Dünyada bilinen en sanatkâr toplum olan Antik Romalılar, bu özelliklerini hüzünlü ölüm zamanlarında da bırakmadılar ve lahit mezarlara oymacılıkla hikâyeler kazıdılar. Kıskançlık ve intikam gibi güçlü duyguları merkezine alan konusu ile Atinalı şair Euripides’in Medea adlı oyunu da lahit taşına oyulan bir hikâye. Roma’nın oldukça erken bir dönemine (M.S. 140-150) ait olan bu lahitte hikâye, soldan sağa doğru anlatılmış ve dört bölümden oluşuyor.

Öncelikle Medea’nın kim olduğundan kısaca bahsedelim. Kolhis prensesi olan Medea mitolojideki en güçlü büyücülerinden biri ve zehir yapım ustasıdır. Yine güçlü bir büyücü olan Circe‘nin de yeğenidir. Medea altın postu (The Golden Fleece) babası Kral Aietes’ten çalmaya gelen Jason‘a aşık olur ve Jason’a yardım eder. Bu süreçte daha kolay kaçabilmek için kendi kardeşi Absyrtus‘u da öldüren Medea, Jason ile evlenir. On yıl süren mutlu evliliklerinden iki çocukları olur.
Lahitin ilk bölümünde de aktarılan hikayeye göre, en solda bulunan Jason, bir kral kızı olan Creusa’ya aşık olur (ilk bölümde sağda) ve Medea’dan ayrılıp Creusa ile evlenmeye karar verir. Yetenekli bir büyücü olan Medea, kendisini bu durumu kabullenmiş gibi gösterse de Creusa’yı çok kıskanır ve intikam almak ister.

Çok derin oyulmuş mermerde neredeyse üç boyutlu gibi başarılı bir şekilde canlandırılmış olan büyücü Medea, Jason ile Creusa’ya düğün hediyesi olarak zehirli bir taç ve duvak göndererek intikamını almak ister. Oymalara bakıldığında Jason’ı en solda Creusa’ya düğün hediyelerini getiren iki küçük çocuğuna bakarken görüyoruz, sağ tarafta ise çocukların sunduğu hediyelere usulca bakan Creusa var. Kadının eli, arkasına doğru bir sonraki bölümdeki Jason’ın eline uzanıyor.
İkinci bölümde hikâyenin en can alıcı noktasını, climaxini görüyoruz. Burada Creusa Medea’nın hediyelerini alır ve giyer giymez yanmaya başlar. Jason sol taraftan bakmakla kalır ancak kral, kızının yanışını izlerken o kadar derin bir acı duyar ki kendi saçlarını yolar. Kızını kurtarmak isterken kendisi de yanarak ölür. Bir taş parçası olmasına rağmen dikkatli inceleyince figürlerin yüzündeki acı yoğunluğunu görebiliyoruz.

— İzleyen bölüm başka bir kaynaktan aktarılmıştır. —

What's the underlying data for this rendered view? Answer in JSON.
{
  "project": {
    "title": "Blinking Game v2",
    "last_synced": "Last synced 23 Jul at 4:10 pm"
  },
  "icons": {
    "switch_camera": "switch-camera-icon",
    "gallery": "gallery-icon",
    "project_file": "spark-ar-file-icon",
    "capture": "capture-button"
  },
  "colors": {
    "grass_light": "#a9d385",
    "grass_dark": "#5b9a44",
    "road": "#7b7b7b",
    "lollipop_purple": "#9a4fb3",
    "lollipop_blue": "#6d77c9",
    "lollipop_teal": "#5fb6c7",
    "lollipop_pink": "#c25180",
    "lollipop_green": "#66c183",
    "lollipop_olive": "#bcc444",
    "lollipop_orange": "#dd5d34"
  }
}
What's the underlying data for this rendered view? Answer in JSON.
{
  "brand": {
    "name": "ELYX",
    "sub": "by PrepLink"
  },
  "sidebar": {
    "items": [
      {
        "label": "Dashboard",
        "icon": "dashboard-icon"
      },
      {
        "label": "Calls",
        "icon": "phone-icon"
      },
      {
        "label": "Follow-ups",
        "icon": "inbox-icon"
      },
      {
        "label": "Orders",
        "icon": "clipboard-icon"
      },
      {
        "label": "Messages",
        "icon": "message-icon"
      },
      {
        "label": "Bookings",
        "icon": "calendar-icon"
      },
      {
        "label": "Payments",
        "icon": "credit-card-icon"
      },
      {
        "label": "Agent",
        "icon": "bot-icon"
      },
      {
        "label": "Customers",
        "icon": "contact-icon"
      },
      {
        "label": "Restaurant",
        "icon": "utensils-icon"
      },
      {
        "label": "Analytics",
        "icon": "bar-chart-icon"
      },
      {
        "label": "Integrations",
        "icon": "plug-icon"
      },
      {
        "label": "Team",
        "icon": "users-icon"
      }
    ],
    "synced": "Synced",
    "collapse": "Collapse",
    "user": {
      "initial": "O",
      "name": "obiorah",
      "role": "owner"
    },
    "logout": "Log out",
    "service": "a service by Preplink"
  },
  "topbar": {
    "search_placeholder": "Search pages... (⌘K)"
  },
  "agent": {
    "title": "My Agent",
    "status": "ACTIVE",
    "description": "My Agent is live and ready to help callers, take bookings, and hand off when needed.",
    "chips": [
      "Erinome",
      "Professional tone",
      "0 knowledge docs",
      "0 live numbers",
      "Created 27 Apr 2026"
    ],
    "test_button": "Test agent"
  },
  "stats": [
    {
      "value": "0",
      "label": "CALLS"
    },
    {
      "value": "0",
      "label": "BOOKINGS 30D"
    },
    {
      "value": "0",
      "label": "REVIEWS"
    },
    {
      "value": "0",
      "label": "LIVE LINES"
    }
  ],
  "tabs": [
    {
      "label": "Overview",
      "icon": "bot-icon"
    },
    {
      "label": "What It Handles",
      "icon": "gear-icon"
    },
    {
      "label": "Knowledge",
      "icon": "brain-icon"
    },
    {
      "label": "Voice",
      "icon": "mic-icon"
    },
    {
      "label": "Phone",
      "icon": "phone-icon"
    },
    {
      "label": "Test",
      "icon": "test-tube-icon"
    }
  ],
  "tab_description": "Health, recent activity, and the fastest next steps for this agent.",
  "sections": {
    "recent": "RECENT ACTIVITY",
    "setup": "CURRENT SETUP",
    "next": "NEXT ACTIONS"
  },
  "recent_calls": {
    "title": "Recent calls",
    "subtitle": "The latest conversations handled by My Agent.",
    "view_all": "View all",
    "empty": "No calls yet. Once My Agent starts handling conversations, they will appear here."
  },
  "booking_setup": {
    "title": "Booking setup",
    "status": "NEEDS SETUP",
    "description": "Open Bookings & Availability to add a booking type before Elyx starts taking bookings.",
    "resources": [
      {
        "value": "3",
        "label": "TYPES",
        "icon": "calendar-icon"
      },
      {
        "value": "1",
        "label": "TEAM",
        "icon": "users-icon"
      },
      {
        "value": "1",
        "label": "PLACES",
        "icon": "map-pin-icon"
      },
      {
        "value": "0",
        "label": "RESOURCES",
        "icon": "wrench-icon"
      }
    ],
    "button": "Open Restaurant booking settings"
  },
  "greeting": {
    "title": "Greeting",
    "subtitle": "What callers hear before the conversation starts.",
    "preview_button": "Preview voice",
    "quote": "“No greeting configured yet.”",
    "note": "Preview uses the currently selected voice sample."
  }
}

Üçüncü bölümde trajedi daha da derinleşiyor ve Medea’yı oyun oynayan iki çocuğuna bakarken görüyoruz ancak intikam ateşiyle yanan Medea için bu masum bir bakış değil, aksine Jason’dan intikam almak için kendi çocuklarını öldürmeyi planlıyor ve onu kılıcı kınından çekerken görüyoruz.
Son sahnede ise trajedi en yoğun noktasına ulaşıyor ve Medea’yı aynı zamanda büyükbabası olan tanrı Helios‘un gönderdiği arabaya binip kaçarken görüyoruz. Gerçekten vücudunun yerden yükseldiğini ve ölü çocuklarından birini Medea’nın sol omzunda, diğerinin bacaklarını ise arabanın tekerleri arasından görebiliyoruz.
Bu kadar yoğun bir hikâyenin neden bir lahit için seçildiği merak edilebilir. O dönemlerde lahitlerde, Yunan mitolojisinin tasvir edilmesi çok yaygındı. Bu hikâyenin seçilme sebebi olarak ise ölen kişinin çocuk sahibi olamadan ve evliliğinden önce ölmüş olduğu tahmin ediliyor. Bireysel trajediyi sanatla birleştirip ölümsüzleştiren bu eser, günümüzde Berlin‘deki Altes Müzesi‘nde sergileniyor.